Information Technology Reference
In-Depth Information
Provisioning Users to Downstream Systems
The standards body OASIS has a comprehensive model for user provisioning
that is shown in Appendix B. They also specify a markup language to be used
for user provisioning, called SPML (Service Provisioning Markup Language).
Although SPML seems very rigorous and promising, the entire SPML
standard is just a shell that defines the schema of the XML message
envelope. The actual message body is left to the discretion of the
implementing organisation.
SPML also assumes a request/response model that may be too constraining.

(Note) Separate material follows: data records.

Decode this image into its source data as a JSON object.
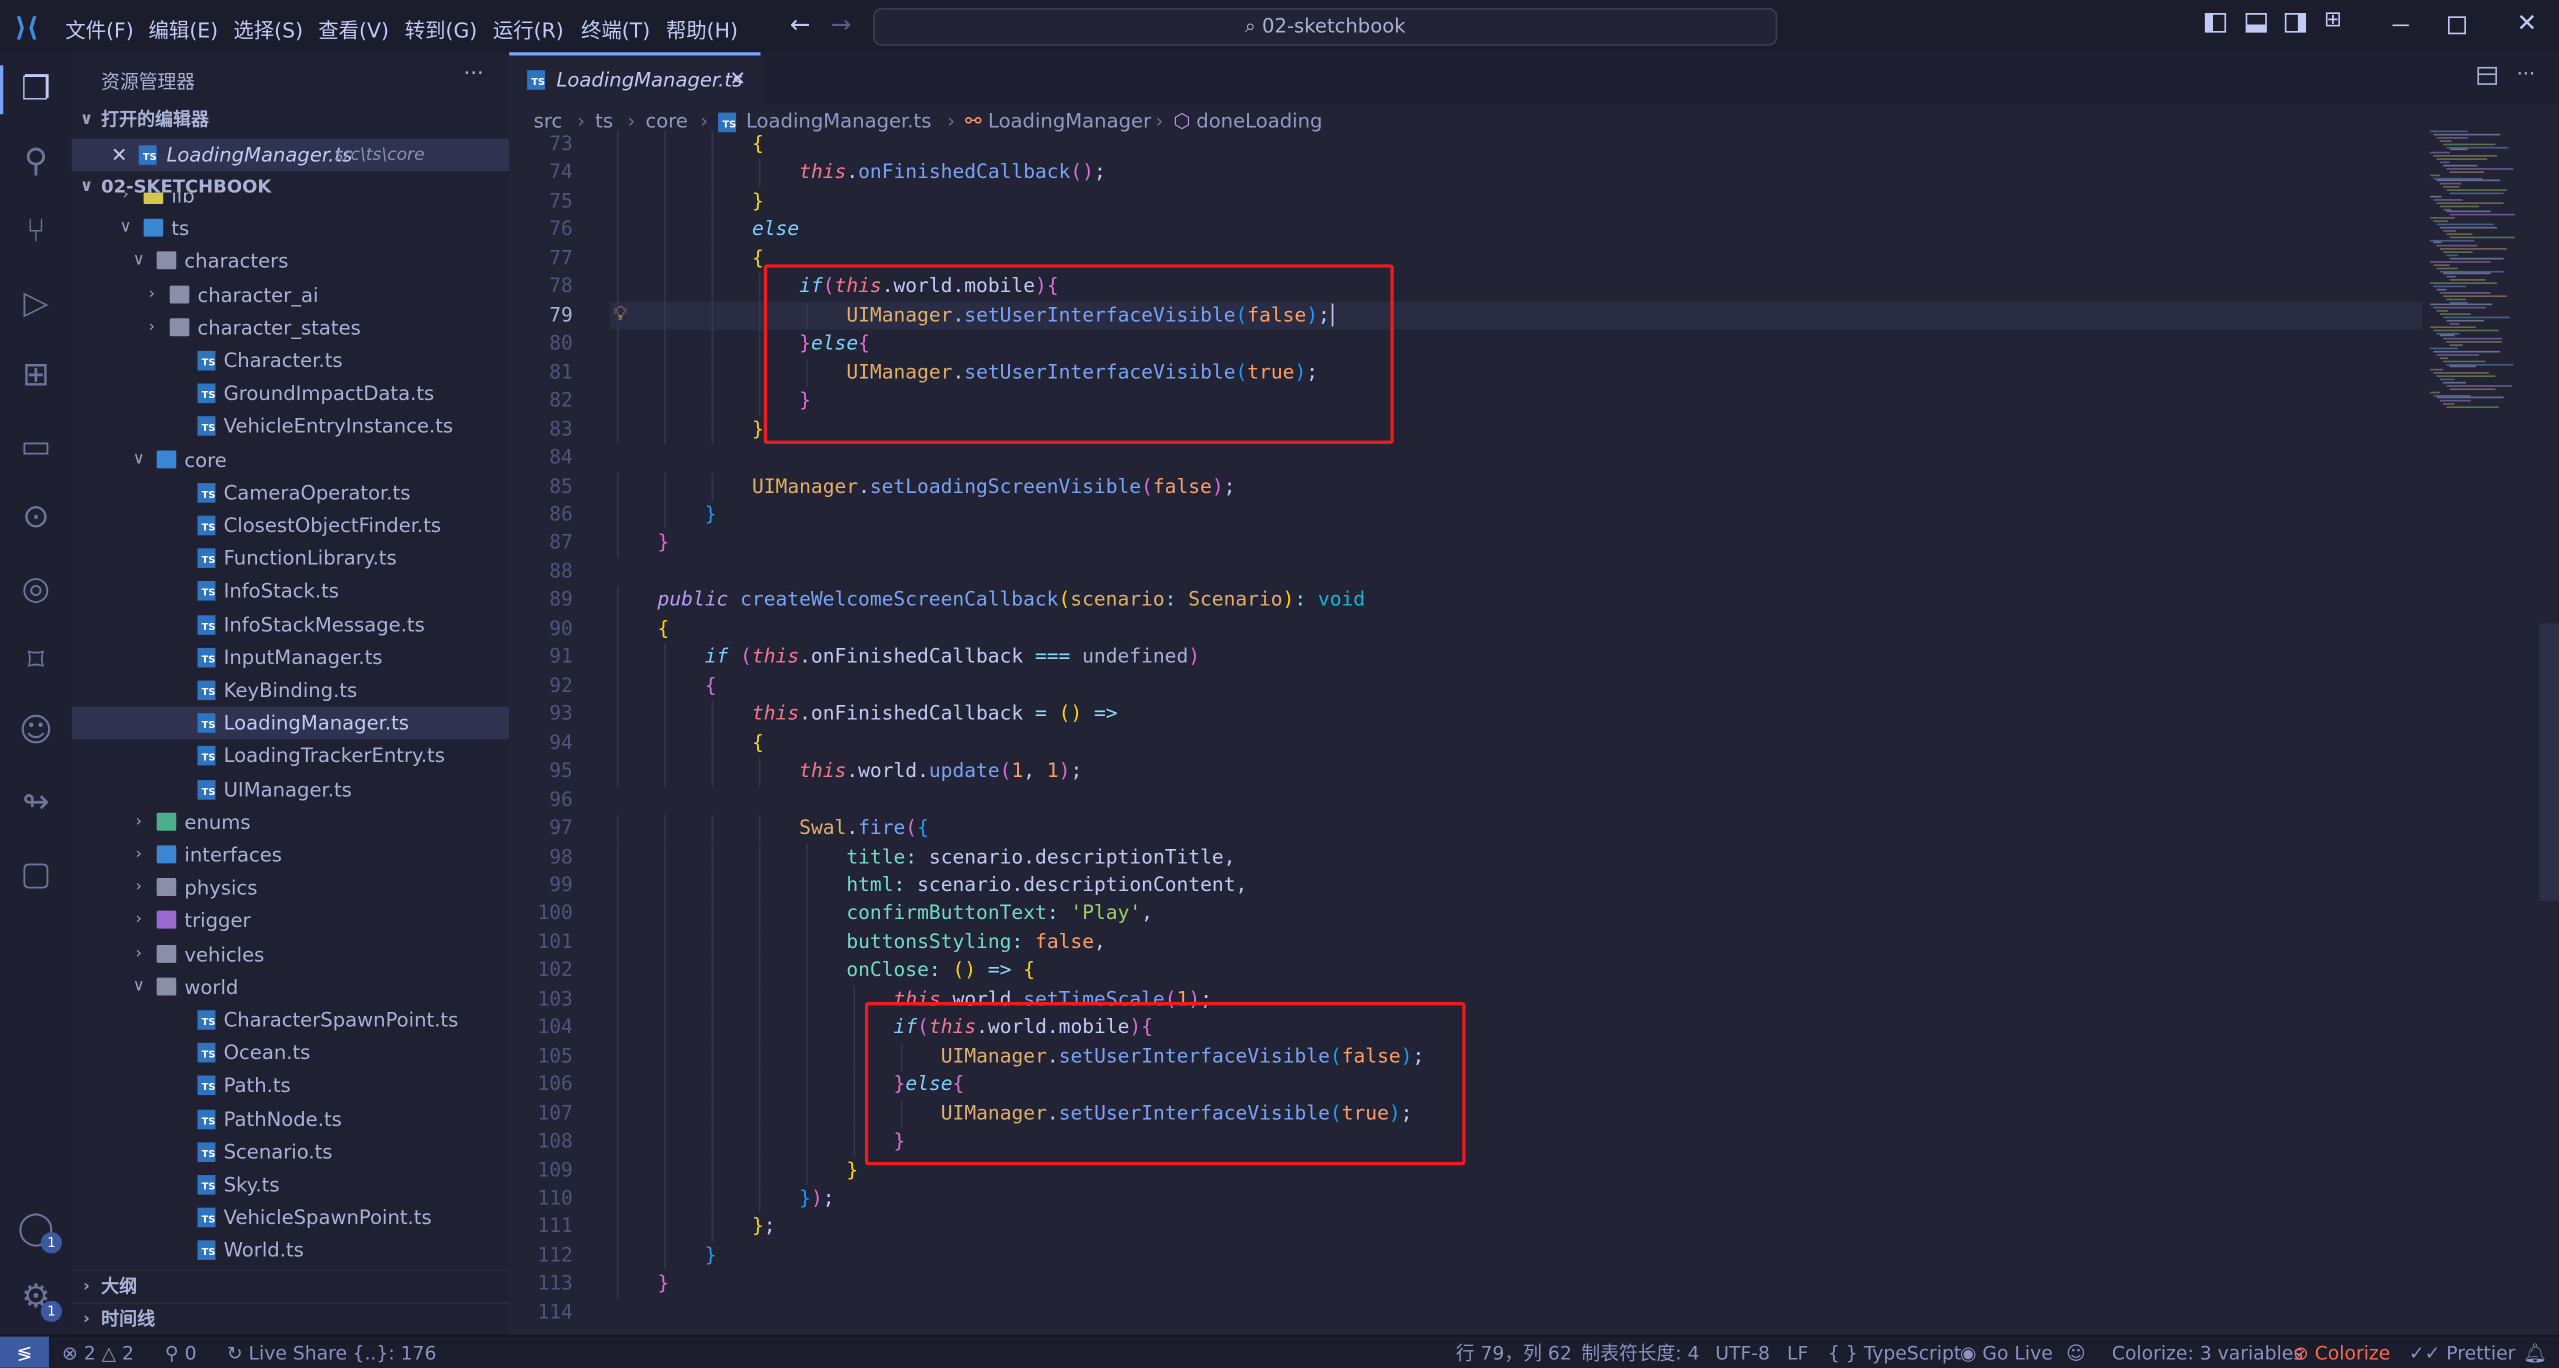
{
  "titlebar": {
    "menus": [
      "文件(F)",
      "编辑(E)",
      "选择(S)",
      "查看(V)",
      "转到(G)",
      "运行(R)",
      "终端(T)",
      "帮助(H)"
    ],
    "search": "02-sketchbook"
  },
  "activity": [
    "explorer",
    "search",
    "source-control",
    "run-debug",
    "extensions",
    "folder",
    "git-graph",
    "edge",
    "bookmark",
    "copilot",
    "live-share",
    "chat"
  ],
  "activity_badges": {
    "account": "1",
    "settings": "1"
  },
  "sidebar": {
    "title": "资源管理器",
    "more": "···",
    "open_editors_header": "打开的编辑器",
    "open_editor": {
      "name": "LoadingManager.ts",
      "path": "src\\ts\\core"
    },
    "project_header": "02-SKETCHBOOK",
    "tree": [
      {
        "label": "lib",
        "level": 1,
        "kind": "folder",
        "open": false,
        "color": "#d4c84a"
      },
      {
        "label": "ts",
        "level": 1,
        "kind": "folder",
        "open": true,
        "color": "#3a86d4"
      },
      {
        "label": "characters",
        "level": 2,
        "kind": "folder",
        "open": true,
        "color": "#8a8fa8"
      },
      {
        "label": "character_ai",
        "level": 3,
        "kind": "folder",
        "open": false,
        "color": "#8a8fa8"
      },
      {
        "label": "character_states",
        "level": 3,
        "kind": "folder",
        "open": false,
        "color": "#8a8fa8"
      },
      {
        "label": "Character.ts",
        "level": 3,
        "kind": "ts"
      },
      {
        "label": "GroundImpactData.ts",
        "level": 3,
        "kind": "ts"
      },
      {
        "label": "VehicleEntryInstance.ts",
        "level": 3,
        "kind": "ts"
      },
      {
        "label": "core",
        "level": 2,
        "kind": "folder",
        "open": true,
        "color": "#3a86d4"
      },
      {
        "label": "CameraOperator.ts",
        "level": 3,
        "kind": "ts"
      },
      {
        "label": "ClosestObjectFinder.ts",
        "level": 3,
        "kind": "ts"
      },
      {
        "label": "FunctionLibrary.ts",
        "level": 3,
        "kind": "ts"
      },
      {
        "label": "InfoStack.ts",
        "level": 3,
        "kind": "ts"
      },
      {
        "label": "InfoStackMessage.ts",
        "level": 3,
        "kind": "ts"
      },
      {
        "label": "InputManager.ts",
        "level": 3,
        "kind": "ts"
      },
      {
        "label": "KeyBinding.ts",
        "level": 3,
        "kind": "ts"
      },
      {
        "label": "LoadingManager.ts",
        "level": 3,
        "kind": "ts",
        "selected": true
      },
      {
        "label": "LoadingTrackerEntry.ts",
        "level": 3,
        "kind": "ts"
      },
      {
        "label": "UIManager.ts",
        "level": 3,
        "kind": "ts"
      },
      {
        "label": "enums",
        "level": 2,
        "kind": "folder",
        "open": false,
        "color": "#4cae8a"
      },
      {
        "label": "interfaces",
        "level": 2,
        "kind": "folder",
        "open": false,
        "color": "#3a86d4"
      },
      {
        "label": "physics",
        "level": 2,
        "kind": "folder",
        "open": false,
        "color": "#8a8fa8"
      },
      {
        "label": "trigger",
        "level": 2,
        "kind": "folder",
        "open": false,
        "color": "#9b6ad1"
      },
      {
        "label": "vehicles",
        "level": 2,
        "kind": "folder",
        "open": false,
        "color": "#8a8fa8"
      },
      {
        "label": "world",
        "level": 2,
        "kind": "folder",
        "open": true,
        "color": "#8a8fa8"
      },
      {
        "label": "CharacterSpawnPoint.ts",
        "level": 3,
        "kind": "ts"
      },
      {
        "label": "Ocean.ts",
        "level": 3,
        "kind": "ts"
      },
      {
        "label": "Path.ts",
        "level": 3,
        "kind": "ts"
      },
      {
        "label": "PathNode.ts",
        "level": 3,
        "kind": "ts"
      },
      {
        "label": "Scenario.ts",
        "level": 3,
        "kind": "ts"
      },
      {
        "label": "Sky.ts",
        "level": 3,
        "kind": "ts"
      },
      {
        "label": "VehicleSpawnPoint.ts",
        "level": 3,
        "kind": "ts"
      },
      {
        "label": "World.ts",
        "level": 3,
        "kind": "ts"
      }
    ],
    "outline": "大纲",
    "timeline": "时间线"
  },
  "editor": {
    "tab": "LoadingManager.ts",
    "breadcrumbs": [
      "src",
      "ts",
      "core",
      "LoadingManager.ts",
      "LoadingManager",
      "doneLoading"
    ],
    "current_line": 79,
    "lines": [
      {
        "n": 73,
        "i": 3,
        "t": [
          [
            "{",
            "y"
          ]
        ]
      },
      {
        "n": 74,
        "i": 4,
        "t": [
          [
            "this",
            "this"
          ],
          [
            ".",
            "p"
          ],
          [
            "onFinishedCallback",
            "fn"
          ],
          [
            "(",
            "m"
          ],
          [
            ")",
            "m"
          ],
          [
            ";",
            "p"
          ]
        ]
      },
      {
        "n": 75,
        "i": 3,
        "t": [
          [
            "}",
            "y"
          ]
        ]
      },
      {
        "n": 76,
        "i": 3,
        "t": [
          [
            "else",
            "kw"
          ]
        ]
      },
      {
        "n": 77,
        "i": 3,
        "t": [
          [
            "{",
            "y"
          ]
        ]
      },
      {
        "n": 78,
        "i": 4,
        "t": [
          [
            "if",
            "kw"
          ],
          [
            "(",
            "m"
          ],
          [
            "this",
            "this"
          ],
          [
            ".world.mobile",
            "id"
          ],
          [
            ")",
            "m"
          ],
          [
            "{",
            "m"
          ]
        ]
      },
      {
        "n": 79,
        "i": 5,
        "t": [
          [
            "UIManager",
            "cls"
          ],
          [
            ".",
            "p"
          ],
          [
            "setUserInterfaceVisible",
            "fn"
          ],
          [
            "(",
            "b"
          ],
          [
            "false",
            "bool"
          ],
          [
            ")",
            "b"
          ],
          [
            ";",
            "p"
          ]
        ]
      },
      {
        "n": 80,
        "i": 4,
        "t": [
          [
            "}",
            "m"
          ],
          [
            "else",
            "kw"
          ],
          [
            "{",
            "m"
          ]
        ]
      },
      {
        "n": 81,
        "i": 5,
        "t": [
          [
            "UIManager",
            "cls"
          ],
          [
            ".",
            "p"
          ],
          [
            "setUserInterfaceVisible",
            "fn"
          ],
          [
            "(",
            "b"
          ],
          [
            "true",
            "bool"
          ],
          [
            ")",
            "b"
          ],
          [
            ";",
            "p"
          ]
        ]
      },
      {
        "n": 82,
        "i": 4,
        "t": [
          [
            "}",
            "m"
          ]
        ]
      },
      {
        "n": 83,
        "i": 3,
        "t": [
          [
            "}",
            "y"
          ]
        ]
      },
      {
        "n": 84,
        "i": 0,
        "t": []
      },
      {
        "n": 85,
        "i": 3,
        "t": [
          [
            "UIManager",
            "cls"
          ],
          [
            ".",
            "p"
          ],
          [
            "setLoadingScreenVisible",
            "fn"
          ],
          [
            "(",
            "m"
          ],
          [
            "false",
            "bool"
          ],
          [
            ")",
            "m"
          ],
          [
            ";",
            "p"
          ]
        ]
      },
      {
        "n": 86,
        "i": 2,
        "t": [
          [
            "}",
            "b"
          ]
        ]
      },
      {
        "n": 87,
        "i": 1,
        "t": [
          [
            "}",
            "m"
          ]
        ]
      },
      {
        "n": 88,
        "i": 0,
        "t": []
      },
      {
        "n": 89,
        "i": 1,
        "t": [
          [
            "public",
            "kw2"
          ],
          [
            " ",
            "p"
          ],
          [
            "createWelcomeScreenCallback",
            "fn"
          ],
          [
            "(",
            "y"
          ],
          [
            "scenario",
            "param"
          ],
          [
            ": ",
            "op"
          ],
          [
            "Scenario",
            "cls"
          ],
          [
            ")",
            "y"
          ],
          [
            ": ",
            "op"
          ],
          [
            "void",
            "type"
          ]
        ]
      },
      {
        "n": 90,
        "i": 1,
        "t": [
          [
            "{",
            "y"
          ]
        ]
      },
      {
        "n": 91,
        "i": 2,
        "t": [
          [
            "if",
            "kw"
          ],
          [
            " ",
            "p"
          ],
          [
            "(",
            "m"
          ],
          [
            "this",
            "this"
          ],
          [
            ".",
            "p"
          ],
          [
            "onFinishedCallback",
            "id"
          ],
          [
            " === ",
            "op"
          ],
          [
            "undefined",
            "undef"
          ],
          [
            ")",
            "m"
          ]
        ]
      },
      {
        "n": 92,
        "i": 2,
        "t": [
          [
            "{",
            "m"
          ]
        ]
      },
      {
        "n": 93,
        "i": 3,
        "t": [
          [
            "this",
            "this"
          ],
          [
            ".",
            "p"
          ],
          [
            "onFinishedCallback",
            "id"
          ],
          [
            " = ",
            "op"
          ],
          [
            "()",
            "y"
          ],
          [
            " =>",
            "op"
          ]
        ]
      },
      {
        "n": 94,
        "i": 3,
        "t": [
          [
            "{",
            "y"
          ]
        ]
      },
      {
        "n": 95,
        "i": 4,
        "t": [
          [
            "this",
            "this"
          ],
          [
            ".world.",
            "p"
          ],
          [
            "update",
            "fn"
          ],
          [
            "(",
            "m"
          ],
          [
            "1",
            "num"
          ],
          [
            ", ",
            "p"
          ],
          [
            "1",
            "num"
          ],
          [
            ")",
            "m"
          ],
          [
            ";",
            "p"
          ]
        ]
      },
      {
        "n": 96,
        "i": 0,
        "t": []
      },
      {
        "n": 97,
        "i": 4,
        "t": [
          [
            "Swal",
            "cls"
          ],
          [
            ".",
            "p"
          ],
          [
            "fire",
            "fn"
          ],
          [
            "(",
            "m"
          ],
          [
            "{",
            "b"
          ]
        ]
      },
      {
        "n": 98,
        "i": 5,
        "t": [
          [
            "title",
            "prop"
          ],
          [
            ": ",
            "op"
          ],
          [
            "scenario",
            "id"
          ],
          [
            ".",
            "p"
          ],
          [
            "descriptionTitle",
            "id"
          ],
          [
            ",",
            "p"
          ]
        ]
      },
      {
        "n": 99,
        "i": 5,
        "t": [
          [
            "html",
            "prop"
          ],
          [
            ": ",
            "op"
          ],
          [
            "scenario",
            "id"
          ],
          [
            ".",
            "p"
          ],
          [
            "descriptionContent",
            "id"
          ],
          [
            ",",
            "p"
          ]
        ]
      },
      {
        "n": 100,
        "i": 5,
        "t": [
          [
            "confirmButtonText",
            "prop"
          ],
          [
            ": ",
            "op"
          ],
          [
            "'Play'",
            "str"
          ],
          [
            ",",
            "p"
          ]
        ]
      },
      {
        "n": 101,
        "i": 5,
        "t": [
          [
            "buttonsStyling",
            "prop"
          ],
          [
            ": ",
            "op"
          ],
          [
            "false",
            "bool"
          ],
          [
            ",",
            "p"
          ]
        ]
      },
      {
        "n": 102,
        "i": 5,
        "t": [
          [
            "onClose",
            "prop"
          ],
          [
            ": ",
            "op"
          ],
          [
            "()",
            "y"
          ],
          [
            " => ",
            "op"
          ],
          [
            "{",
            "y"
          ]
        ]
      },
      {
        "n": 103,
        "i": 6,
        "t": [
          [
            "this",
            "this"
          ],
          [
            ".world.",
            "p"
          ],
          [
            "setTimeScale",
            "fn"
          ],
          [
            "(",
            "m"
          ],
          [
            "1",
            "num"
          ],
          [
            ")",
            "m"
          ],
          [
            ";",
            "p"
          ]
        ]
      },
      {
        "n": 104,
        "i": 6,
        "t": [
          [
            "if",
            "kw"
          ],
          [
            "(",
            "m"
          ],
          [
            "this",
            "this"
          ],
          [
            ".world.mobile",
            "id"
          ],
          [
            ")",
            "m"
          ],
          [
            "{",
            "m"
          ]
        ]
      },
      {
        "n": 105,
        "i": 7,
        "t": [
          [
            "UIManager",
            "cls"
          ],
          [
            ".",
            "p"
          ],
          [
            "setUserInterfaceVisible",
            "fn"
          ],
          [
            "(",
            "b"
          ],
          [
            "false",
            "bool"
          ],
          [
            ")",
            "b"
          ],
          [
            ";",
            "p"
          ]
        ]
      },
      {
        "n": 106,
        "i": 6,
        "t": [
          [
            "}",
            "m"
          ],
          [
            "else",
            "kw"
          ],
          [
            "{",
            "m"
          ]
        ]
      },
      {
        "n": 107,
        "i": 7,
        "t": [
          [
            "UIManager",
            "cls"
          ],
          [
            ".",
            "p"
          ],
          [
            "setUserInterfaceVisible",
            "fn"
          ],
          [
            "(",
            "b"
          ],
          [
            "true",
            "bool"
          ],
          [
            ")",
            "b"
          ],
          [
            ";",
            "p"
          ]
        ]
      },
      {
        "n": 108,
        "i": 6,
        "t": [
          [
            "}",
            "m"
          ]
        ]
      },
      {
        "n": 109,
        "i": 5,
        "t": [
          [
            "}",
            "y"
          ]
        ]
      },
      {
        "n": 110,
        "i": 4,
        "t": [
          [
            "}",
            "b"
          ],
          [
            ")",
            "m"
          ],
          [
            ";",
            "p"
          ]
        ]
      },
      {
        "n": 111,
        "i": 3,
        "t": [
          [
            "}",
            "y"
          ],
          [
            ";",
            "p"
          ]
        ]
      },
      {
        "n": 112,
        "i": 2,
        "t": [
          [
            "}",
            "b"
          ]
        ]
      },
      {
        "n": 113,
        "i": 1,
        "t": [
          [
            "}",
            "m"
          ]
        ]
      },
      {
        "n": 114,
        "i": 0,
        "t": []
      }
    ]
  },
  "statusbar": {
    "errors": "2",
    "warnings": "2",
    "ports": "0",
    "live_share": "Live Share",
    "symbols": "{..}: 176",
    "position": "行 79，列 62",
    "indent": "制表符长度: 4",
    "encoding": "UTF-8",
    "eol": "LF",
    "language": "TypeScript",
    "go_live": "Go Live",
    "colorize_vars": "Colorize: 3 variables",
    "colorize": "Colorize",
    "prettier": "Prettier"
  },
  "colors": {
    "accent": "#7aa2f7",
    "highlight_box": "#ee1c1c",
    "remote": "#3d59a1",
    "colorize": "#ff6a4d"
  }
}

We have found value in treating the semantics of user provisioning as a
simple event broadcast rather than as a request/response interaction
between systems. IAM should not have to “know” what downstream
systems exist, for the purpose of provisioning to them. That would be a form
of tight coupling. The list of downstream systems should be maintained in a
flexible and dynamic way, because IAM is rolled out to application after
application over a period of time, and this needs to be done without much
incremental effort, which includes changes to IAM. A loosely-coupled
interaction model would therefore be more robust and operationally cost-
effective in a real-world organisational environment. Here, IAM would only
need to “announce” an event, and it would be up to all concerned
downstream systems to act on it.
Therefore, after a lot of deliberation, we concluded that standards-
compliance for its own sake wasn't worth the cost in complexity and that a
simpler scheme was desirable.
Tip 1 : Use a Publish/Subscribe model to propagate user events to systems
“downstream” of IAM
Multiple systems that maintain local copies of user data need to be notified
when there are changes to user data (adds, updates and deletes). They only
need to register with IAM to receive such notifications. Such a
publish/subscribe model is easily implemented through a “bus” mechanism.
IAM publishes user events on this bus and systems subscribing to these
events receive such messages and make updates to their local data
accordingly. This is the “User Event Bus”.